L’universalisme occidental cherche à imposer au système international
une forme d’unité globale fortement homogénéisée. Son ambition ultime
est l’unification d’entités civilisationnelles, de nations et de
traditions diverses au sein d’une structure contrôlée à l’échelle
mondiale, gouvernée par des algorithmes normatifs et technologiques
centralisés. Dans un système conçu de cette manière, les petits
États-nations sont les premiers menacés, car ils perdent immédiatement
leur identité et succombent aux premières vagues de l’assimilation
structurelle.
À l’inverse, le concept de multipolarité et la géopolitique
continentale alternative poursuivent également la stabilité
internationale, mais sur la base du maintien de la diversité de centres
souverains et indépendants. Théoriquement, ce modèle ne représente pas
une forme cachée d’expansion néocoloniale, mais bien la construction
d’une architecture sécuritaire défensive dans laquelle chaque
État-nation constitue un élément distinct, solide et indispensable à la
stabilité globale du système international.
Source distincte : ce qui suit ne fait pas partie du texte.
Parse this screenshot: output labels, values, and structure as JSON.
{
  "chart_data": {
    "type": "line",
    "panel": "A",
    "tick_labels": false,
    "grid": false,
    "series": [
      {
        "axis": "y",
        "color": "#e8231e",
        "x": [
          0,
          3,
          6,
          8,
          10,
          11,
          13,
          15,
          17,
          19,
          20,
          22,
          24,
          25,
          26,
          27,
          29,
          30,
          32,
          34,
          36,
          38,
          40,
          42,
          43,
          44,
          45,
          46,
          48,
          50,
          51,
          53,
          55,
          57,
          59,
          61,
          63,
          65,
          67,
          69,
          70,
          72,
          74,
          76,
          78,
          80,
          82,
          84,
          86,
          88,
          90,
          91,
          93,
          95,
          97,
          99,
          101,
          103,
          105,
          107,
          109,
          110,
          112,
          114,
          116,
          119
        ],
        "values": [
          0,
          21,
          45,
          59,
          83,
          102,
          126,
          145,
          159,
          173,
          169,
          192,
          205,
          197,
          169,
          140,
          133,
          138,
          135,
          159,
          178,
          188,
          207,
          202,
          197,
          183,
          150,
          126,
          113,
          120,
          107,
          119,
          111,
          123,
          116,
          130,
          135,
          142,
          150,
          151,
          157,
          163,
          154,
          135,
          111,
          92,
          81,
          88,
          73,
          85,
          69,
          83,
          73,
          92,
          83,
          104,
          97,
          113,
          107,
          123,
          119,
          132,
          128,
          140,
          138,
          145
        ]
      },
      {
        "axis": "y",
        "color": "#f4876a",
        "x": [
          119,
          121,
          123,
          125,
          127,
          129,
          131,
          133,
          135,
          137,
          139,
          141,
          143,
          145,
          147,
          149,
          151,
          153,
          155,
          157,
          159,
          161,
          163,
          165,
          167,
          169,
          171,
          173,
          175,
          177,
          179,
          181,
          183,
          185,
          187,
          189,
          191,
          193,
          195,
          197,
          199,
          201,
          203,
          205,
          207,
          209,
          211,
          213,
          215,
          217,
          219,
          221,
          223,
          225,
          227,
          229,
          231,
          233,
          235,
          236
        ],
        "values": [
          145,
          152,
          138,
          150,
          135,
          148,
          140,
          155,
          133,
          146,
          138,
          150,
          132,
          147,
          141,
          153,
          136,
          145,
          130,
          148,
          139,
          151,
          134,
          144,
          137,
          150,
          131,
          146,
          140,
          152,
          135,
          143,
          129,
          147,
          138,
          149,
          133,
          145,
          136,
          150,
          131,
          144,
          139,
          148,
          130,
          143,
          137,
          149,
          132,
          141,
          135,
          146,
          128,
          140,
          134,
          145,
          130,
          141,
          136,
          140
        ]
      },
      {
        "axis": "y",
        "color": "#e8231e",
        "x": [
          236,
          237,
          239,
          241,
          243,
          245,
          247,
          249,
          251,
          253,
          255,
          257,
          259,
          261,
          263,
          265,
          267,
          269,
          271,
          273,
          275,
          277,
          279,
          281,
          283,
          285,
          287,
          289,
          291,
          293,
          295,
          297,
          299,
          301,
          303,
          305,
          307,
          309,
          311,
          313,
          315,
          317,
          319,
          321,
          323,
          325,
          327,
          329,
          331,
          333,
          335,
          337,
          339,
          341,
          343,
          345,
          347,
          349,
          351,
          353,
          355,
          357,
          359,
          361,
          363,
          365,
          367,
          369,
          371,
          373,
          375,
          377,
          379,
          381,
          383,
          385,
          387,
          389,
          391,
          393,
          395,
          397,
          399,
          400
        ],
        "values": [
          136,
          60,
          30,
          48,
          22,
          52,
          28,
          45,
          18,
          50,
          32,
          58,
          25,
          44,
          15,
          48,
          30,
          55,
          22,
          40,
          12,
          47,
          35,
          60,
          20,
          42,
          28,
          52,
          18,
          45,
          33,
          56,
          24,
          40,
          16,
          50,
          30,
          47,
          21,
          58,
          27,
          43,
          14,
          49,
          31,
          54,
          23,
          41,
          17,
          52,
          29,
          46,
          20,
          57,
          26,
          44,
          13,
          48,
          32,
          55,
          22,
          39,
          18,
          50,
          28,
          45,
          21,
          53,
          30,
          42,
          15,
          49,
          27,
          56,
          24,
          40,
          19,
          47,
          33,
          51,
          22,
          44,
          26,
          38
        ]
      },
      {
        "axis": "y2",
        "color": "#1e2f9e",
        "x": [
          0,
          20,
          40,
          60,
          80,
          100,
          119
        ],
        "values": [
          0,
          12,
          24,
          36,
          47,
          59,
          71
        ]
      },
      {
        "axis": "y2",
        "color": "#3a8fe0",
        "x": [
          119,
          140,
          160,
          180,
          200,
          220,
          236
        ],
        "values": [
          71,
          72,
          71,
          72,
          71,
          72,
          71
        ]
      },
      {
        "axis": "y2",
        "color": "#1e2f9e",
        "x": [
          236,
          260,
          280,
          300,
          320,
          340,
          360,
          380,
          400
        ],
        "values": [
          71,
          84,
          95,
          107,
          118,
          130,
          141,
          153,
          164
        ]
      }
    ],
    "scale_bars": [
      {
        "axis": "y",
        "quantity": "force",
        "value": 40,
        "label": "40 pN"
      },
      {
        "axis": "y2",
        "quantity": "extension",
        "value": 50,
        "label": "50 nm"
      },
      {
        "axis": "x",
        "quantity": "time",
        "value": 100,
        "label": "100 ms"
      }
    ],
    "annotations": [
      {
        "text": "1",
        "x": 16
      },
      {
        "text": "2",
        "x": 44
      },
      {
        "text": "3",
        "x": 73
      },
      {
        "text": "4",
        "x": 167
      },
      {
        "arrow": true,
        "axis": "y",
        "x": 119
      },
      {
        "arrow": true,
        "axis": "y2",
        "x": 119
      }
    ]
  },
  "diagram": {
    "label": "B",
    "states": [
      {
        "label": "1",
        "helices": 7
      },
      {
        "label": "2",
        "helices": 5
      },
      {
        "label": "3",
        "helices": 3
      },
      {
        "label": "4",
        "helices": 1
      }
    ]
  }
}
Pour les petits États – en particulier en Europe centrale – le débat
sur la multipolarité n’est donc pas un simple concept académique
abstrait. Il s’agit d’un véritable enjeu historique et politique, qui
déterminera la préservation même de leur essence et de leur
souveraineté. La seule stratégie de sécurité efficace pour les petits
acteurs consiste à renforcer leur résilience interne, à rejeter la
dissolution progressive des fonctions étatiques et à se constituer en
entités politiques fortes et intransigeantes, servant de piliers
stabilisateurs dans la région. Tandis que l’unipolarité offre aux petits
États une dissolution institutionnelle de facto, la multipolarité, du
point de vue théorique, leur propose un cadre de légitimation et de
préservation de leur propre souveraineté étatique.